Dalam agama Hindu, kami mempunyai anggapan bahwa pada saat seorang anak dilahirkan, berarti ia telah mulai untuk mati. Menurut saya, ini adalah suatu kenyataan. Tidak berarti ia akan meninggal 60 tahun kemudian atau 100 tahun kemudian. Ia sudah memulai untuk meninggal. Hal ini seperti saat kamu memutar sebuah jam, maka jam tersebut telah memulai untuk istirahat.
Jadi kapankah kematian ? Kematian adalah saat kamu dilahirkan. Dengan efektif inilah kematian. Kelahiran adalah kematian. Tentu saja akan memerlukan waktu. Semuanya akan diambil. Tidak ada apa-apa lagi. Mungkin memerlukan waktu 60 tahum, mungkin 3 hari, mungkin 17 tahun, mungkin 124 tahun. Tetapi kematian telah terjadi. Pada saat kamu dilahirkan, kamu benar-benar telah mati. Tetapi kita berpikir inilah kehidupan. Sekarang menurut kebalikannya, pada saat saya mati, kehidupan saya dimulai. Itu yang saya takutkan, ini yang saya suka.

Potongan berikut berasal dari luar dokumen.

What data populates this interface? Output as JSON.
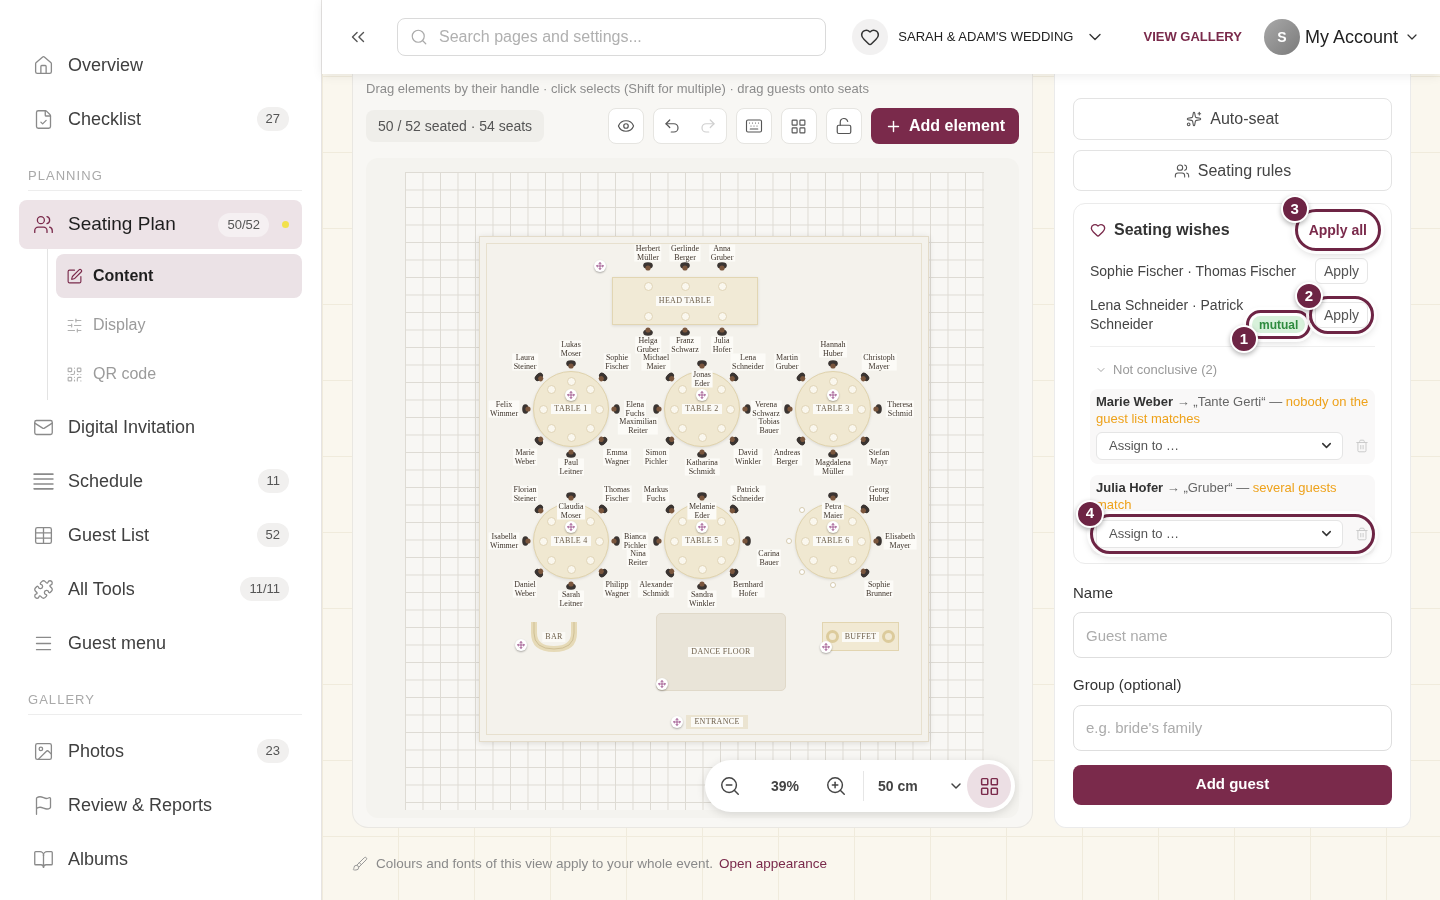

Sekarang lihatlah betapa bodohnya pendapat ini.
Kita dilahirkan karena kita mempunyai samskara tertentu yang membuat perlu bagi kita untuk datang dan hidup lagi, dan belajar pelajaran yang kita harus pelajari lagi. Kesalahan-kesalahan yang kita telah perbuat di masa lampau pada jalan kita, jalan evolusioner kita, harus kita perbaiki.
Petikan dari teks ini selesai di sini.